But nearly two days after the accident, it appeared increasingly unlikely that any survivors would be pulled from the chilly waters near Jindo, on the southwestern coast of the peninsula. The MND spokesman said that officials were still considering the operation a search-and-rescue operation rather than recovery mission.

The Bonhomme Richard, an amphibious assault ship based in Sasebo, Japan, was conducting routine maritime operations in the region when the Sewol issued a distress signal shortly before 9 a.m. Wednesday. Two MH-60 helicopters equipped with lifeboats were initially dispatched from the Bonhomme Richard to the disaster site but were recalled on Wednesday.

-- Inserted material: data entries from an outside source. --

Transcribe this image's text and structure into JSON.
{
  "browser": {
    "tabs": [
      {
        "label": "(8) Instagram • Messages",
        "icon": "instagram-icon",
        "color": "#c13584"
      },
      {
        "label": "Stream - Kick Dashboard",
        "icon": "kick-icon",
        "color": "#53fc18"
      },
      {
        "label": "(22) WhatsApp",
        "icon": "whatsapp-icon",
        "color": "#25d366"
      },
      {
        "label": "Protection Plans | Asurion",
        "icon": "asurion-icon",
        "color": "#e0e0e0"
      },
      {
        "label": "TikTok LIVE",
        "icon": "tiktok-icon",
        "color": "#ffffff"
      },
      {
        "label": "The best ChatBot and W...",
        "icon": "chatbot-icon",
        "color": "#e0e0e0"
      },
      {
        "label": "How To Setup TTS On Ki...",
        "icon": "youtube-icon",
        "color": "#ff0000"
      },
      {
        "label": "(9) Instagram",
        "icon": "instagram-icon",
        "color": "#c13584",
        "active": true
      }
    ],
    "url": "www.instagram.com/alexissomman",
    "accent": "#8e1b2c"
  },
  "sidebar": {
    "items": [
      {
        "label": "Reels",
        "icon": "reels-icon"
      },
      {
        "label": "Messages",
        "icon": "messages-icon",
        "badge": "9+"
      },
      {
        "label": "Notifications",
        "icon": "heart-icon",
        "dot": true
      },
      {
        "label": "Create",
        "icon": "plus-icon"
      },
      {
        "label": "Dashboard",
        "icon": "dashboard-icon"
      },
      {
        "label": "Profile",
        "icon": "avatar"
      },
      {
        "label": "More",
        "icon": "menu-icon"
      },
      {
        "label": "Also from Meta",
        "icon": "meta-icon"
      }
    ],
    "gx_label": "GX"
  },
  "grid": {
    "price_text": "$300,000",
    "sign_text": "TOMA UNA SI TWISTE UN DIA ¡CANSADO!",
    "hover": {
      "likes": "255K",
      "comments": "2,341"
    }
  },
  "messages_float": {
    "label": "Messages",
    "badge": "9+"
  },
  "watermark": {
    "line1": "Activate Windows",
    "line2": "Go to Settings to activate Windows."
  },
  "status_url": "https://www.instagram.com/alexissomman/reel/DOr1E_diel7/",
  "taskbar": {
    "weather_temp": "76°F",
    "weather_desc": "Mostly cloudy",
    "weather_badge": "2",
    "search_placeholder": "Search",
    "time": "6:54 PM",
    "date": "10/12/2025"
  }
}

One of the MND officials said Friday that the U.S. helicopters returned to the ship because, with so many South Korea helicopters already on site, the U.S. aircraft were not needed.

On Thursday, two U.S. MH-60 helicopters searched an area about five to 15 nautical miles, or six to 17 miles, from the disaster site at the request of the South Korean commander directing the search, according to CNFK.

U.S. President Barack Obama, who will visit South Korea next Friday and Saturday on a trip to Asia, issued a statement Thursday offering condolences to the families of victims of the tragedy.

“The bonds of friendship between the American and Korean people are strong and enduring, and our hearts ache to see our Korean friends going through such a terrible loss, especially the loss of so many young students,” the statement said.